近況

 週刊新潮の書評欄で、中江有里さんが拙著を取り上げてくださっています。ありがとうございます。

www.bookbang.jp

 また、京都新聞にもインタビュー記事が出ました。もとからよく知っている広瀬一隆さんが聞き手だったので、自分としてはいつもより踏み込んだことを話になっていると思います。

 これで取材はひととおり終わりました。なんだか思ったより大変でした。被害体験についていろいろと尋ねられると、過去に引っ張られる感じがします。それに抵抗しようと、やたら前向きに今の仕事を頑張ろうとするので、過去と未来で綱引きをしている状態になりました。いつもより疲れやすくなってしまいました。そのうえ、取材によっては「言ってないこと」が原稿に書いてあると感じることもありました。「かわいそうな被害者が社会を変えるために立ち上がる」というストーリーに押し込められたようで、げんなりしました。私の本は、そういう第三者の態度を批判しているだけに、「せっかく書いたのになにも伝わらなかった」という虚無感がありました。さすがに「ウゲっ」となる体験でした。他方、私は研究者でもあり、インタビューをする側にもなるので「他山の石」にしたいと思っています。

 一部のジャーナリストが「かわいそうな被害者」ばかりを取り上げたがる件は、いまの社会で起きていることにもつながっているとは思います。SWASHからAV新法についての共同声明が出ています。詳しくこの件について書きませんが、以下に尽きると思います。
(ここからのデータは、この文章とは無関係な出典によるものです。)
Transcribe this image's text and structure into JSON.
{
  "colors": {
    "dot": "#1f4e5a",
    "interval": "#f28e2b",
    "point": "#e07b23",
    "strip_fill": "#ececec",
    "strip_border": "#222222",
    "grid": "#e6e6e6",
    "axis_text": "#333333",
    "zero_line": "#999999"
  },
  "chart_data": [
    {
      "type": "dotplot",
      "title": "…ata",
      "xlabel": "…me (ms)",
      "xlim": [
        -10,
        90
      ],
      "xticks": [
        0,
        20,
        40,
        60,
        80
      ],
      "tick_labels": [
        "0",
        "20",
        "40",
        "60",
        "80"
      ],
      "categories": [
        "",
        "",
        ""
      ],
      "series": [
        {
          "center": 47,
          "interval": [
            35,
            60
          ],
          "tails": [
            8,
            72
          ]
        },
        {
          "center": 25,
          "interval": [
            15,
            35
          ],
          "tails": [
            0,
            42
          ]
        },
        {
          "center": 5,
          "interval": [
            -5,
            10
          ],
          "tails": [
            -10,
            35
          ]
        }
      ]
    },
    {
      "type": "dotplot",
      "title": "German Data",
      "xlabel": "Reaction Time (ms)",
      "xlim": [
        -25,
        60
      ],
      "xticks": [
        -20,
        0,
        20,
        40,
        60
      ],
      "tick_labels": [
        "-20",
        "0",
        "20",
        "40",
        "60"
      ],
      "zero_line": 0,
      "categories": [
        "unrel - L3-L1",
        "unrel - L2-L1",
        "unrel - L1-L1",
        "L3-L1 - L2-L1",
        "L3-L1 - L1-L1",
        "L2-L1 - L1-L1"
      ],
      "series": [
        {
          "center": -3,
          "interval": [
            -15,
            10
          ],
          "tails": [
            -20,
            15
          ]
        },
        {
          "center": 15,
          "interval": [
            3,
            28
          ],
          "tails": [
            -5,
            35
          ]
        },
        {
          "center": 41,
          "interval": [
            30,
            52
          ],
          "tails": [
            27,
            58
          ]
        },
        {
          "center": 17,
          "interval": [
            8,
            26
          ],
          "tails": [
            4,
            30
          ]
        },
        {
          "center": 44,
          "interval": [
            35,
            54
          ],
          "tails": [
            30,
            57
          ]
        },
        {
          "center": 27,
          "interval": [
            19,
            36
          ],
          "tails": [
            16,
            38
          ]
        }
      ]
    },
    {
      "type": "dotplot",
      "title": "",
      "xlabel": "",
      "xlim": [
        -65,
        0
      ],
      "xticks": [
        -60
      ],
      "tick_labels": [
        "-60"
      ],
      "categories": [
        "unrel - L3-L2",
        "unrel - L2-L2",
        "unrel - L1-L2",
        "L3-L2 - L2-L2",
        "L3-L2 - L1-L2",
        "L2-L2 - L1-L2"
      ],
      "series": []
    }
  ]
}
したがって、障害や性被害経験を有するか否かなど、個々のアイデンティティや経験を就労の際の条件とすることは、人権侵害であり、決して許されません。個々人は自分の人生を自分で選択する権利を有しています。その権利が侵害され被害にあったり差別経験を持ったからといって、その力を、その権利を失ったわけではありません。  私たちはそれぞれの経験を生き抜き、ここに存在しています。 そして、自らの人生を自分で選ぶなかで人生の過程に危険が伴う時には、その危険から身を守るための権利を有しており、それを主張することが正当なことだと確信しています  

swashweb.net

 まずは声を聴くことです。あんなに性暴力被害者に対して「声をあげてほしい」と言うのに、実際に性産業で働いている人たちの声を聴かないという姿勢を示す支援者は、ダブルスタンダードに陥っているのだと思います。10年前に、すでに性産業で働く性暴力被害者に対する調査は実施されました。そのなかでも、当事者の声は多様であり、一つにはまとまりません。

font-da.hatenablog.jp

 聞き心地の良い、自分の価値と一致する声だけを「本当の当事者の声」だとすることに私は抵抗してきたし、これからも一貫してその態度を取ると思います。ときには、私には受け入れ難い話をする当事者もいます。私に対して不当だと思うことを言う当事者もいます。でも、それは「当事者の声」でしかありません。すべての当事者の声を「なかったこと」にしないでほしいと思っています。

**追記

 今気づきましたが、一部のフェミニストの法律家、法学者の人たちも、AV成立を求めて声明を出しています。セックスワークについての考えや、賛同理由は私とは違いますが、結論は一致しているようです。私は性の問題に対する法の力の働きを強めることには慎重な立場ですが、立法では専門家による議論が不可欠ですので、このような動きが出たことはよかったと思っています。